Eurotrance is easy, moral judgements and human nature, now that, that is difficult...

8 comments:

Catastrophe Waitress said...

i used to love that show that Ray Mears did about survival. is that what your dad means when he says you have a great survival instinct? that you're some kind of Scottish Ray Mears, in tracksuit pants.

i don't think that Ray wears tracksuit pants to be honest. i don't think they'd be much protection against bears or leaches.

Miles McClagan said...

I think he's referring to my single minded ability to make sure I am comfortable and looked after at the expense of all others. Given my inability to camp in either the John Inman sense or the Ray Mears sense, I don't think it's literal...

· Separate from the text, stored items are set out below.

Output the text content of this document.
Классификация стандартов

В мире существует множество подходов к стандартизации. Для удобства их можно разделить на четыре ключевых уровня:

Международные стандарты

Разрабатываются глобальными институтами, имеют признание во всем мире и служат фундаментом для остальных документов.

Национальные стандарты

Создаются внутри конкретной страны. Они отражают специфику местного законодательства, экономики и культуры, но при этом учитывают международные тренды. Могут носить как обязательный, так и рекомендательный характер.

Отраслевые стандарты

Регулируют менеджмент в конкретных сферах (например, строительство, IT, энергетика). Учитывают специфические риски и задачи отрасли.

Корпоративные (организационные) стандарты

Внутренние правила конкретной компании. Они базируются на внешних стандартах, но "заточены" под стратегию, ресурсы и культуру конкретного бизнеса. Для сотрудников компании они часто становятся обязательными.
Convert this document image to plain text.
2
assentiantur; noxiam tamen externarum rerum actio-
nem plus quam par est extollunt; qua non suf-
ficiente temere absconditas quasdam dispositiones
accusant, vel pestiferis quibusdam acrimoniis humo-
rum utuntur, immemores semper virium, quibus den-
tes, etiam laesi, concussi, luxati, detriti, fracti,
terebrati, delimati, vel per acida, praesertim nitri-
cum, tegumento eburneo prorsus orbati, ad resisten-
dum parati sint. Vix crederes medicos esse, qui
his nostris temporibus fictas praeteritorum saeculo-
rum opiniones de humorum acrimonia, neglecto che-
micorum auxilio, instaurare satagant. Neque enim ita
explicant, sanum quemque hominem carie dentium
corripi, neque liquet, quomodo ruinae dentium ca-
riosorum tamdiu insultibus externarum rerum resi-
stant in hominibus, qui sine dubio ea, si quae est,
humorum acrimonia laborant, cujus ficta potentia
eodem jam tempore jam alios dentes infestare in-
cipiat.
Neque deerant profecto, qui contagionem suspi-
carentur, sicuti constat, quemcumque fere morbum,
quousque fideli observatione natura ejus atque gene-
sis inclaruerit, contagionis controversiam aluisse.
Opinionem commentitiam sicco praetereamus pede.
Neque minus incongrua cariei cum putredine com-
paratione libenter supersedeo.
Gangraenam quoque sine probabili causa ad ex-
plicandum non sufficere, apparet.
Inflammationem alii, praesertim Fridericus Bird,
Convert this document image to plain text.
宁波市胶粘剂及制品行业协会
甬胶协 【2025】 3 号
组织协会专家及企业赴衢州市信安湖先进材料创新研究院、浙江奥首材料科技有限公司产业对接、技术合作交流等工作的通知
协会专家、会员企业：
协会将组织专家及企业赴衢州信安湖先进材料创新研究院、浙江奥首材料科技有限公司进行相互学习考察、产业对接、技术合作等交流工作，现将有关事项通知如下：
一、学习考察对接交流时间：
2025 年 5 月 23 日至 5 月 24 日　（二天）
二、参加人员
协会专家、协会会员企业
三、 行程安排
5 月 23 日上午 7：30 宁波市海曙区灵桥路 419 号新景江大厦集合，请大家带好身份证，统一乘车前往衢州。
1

The bears natural enemy is the tracksuit pant isn't it? I saw it on Nat Geo...

Kath Lockett said...

I thought the posh hotels' natural enemy was the tracksuit pant or Collingwood jumper but seeing as they let you in, clearly things are different here in Melbourne town.

Big M will resume very soon.....

Charles Gramlich said...

I guess I can forgive you for that video. It's going to be hard but I'm a tolerant kind of guy.

Going to go play some Danzig now to clear my head.

Miles McClagan said...

No, the way the financial crisis goes, I don't think they mind. I don't worry too much how I look when I fly, but I don't have a Collingwood jumper, that's a step too far. Then I have a delicious Big M to celebrate....

I stand by the video, I'm a big wrap for Cascada...it's my Ibiza phase...my musical tastes are all over the place, and not every band will start a party in a library for you...

squib said...

Damn, now I want to know who the politician was... but that would be defamation

Which party was he?

Anonymous said...

You genius boy! Hey I'm proud of you for 'not being that guy' who shags emaciated hookers even though there are thousands that are.

And the backpackers on the mini bus, oh I just met that crowd while I was in Launceston! :)

Miles McClagan said...

Yes, it would be - 80s Labor is as far as I can possibly go...

No, I never want to be that guy - I had mates in Scotland who were that guy, and would say that the eh would say how great they were, it was just despairingly awful. Ah, Launceston, herpes riddled monkeys one day, bogans the next! Did you make it to Penguin? My beloved home town?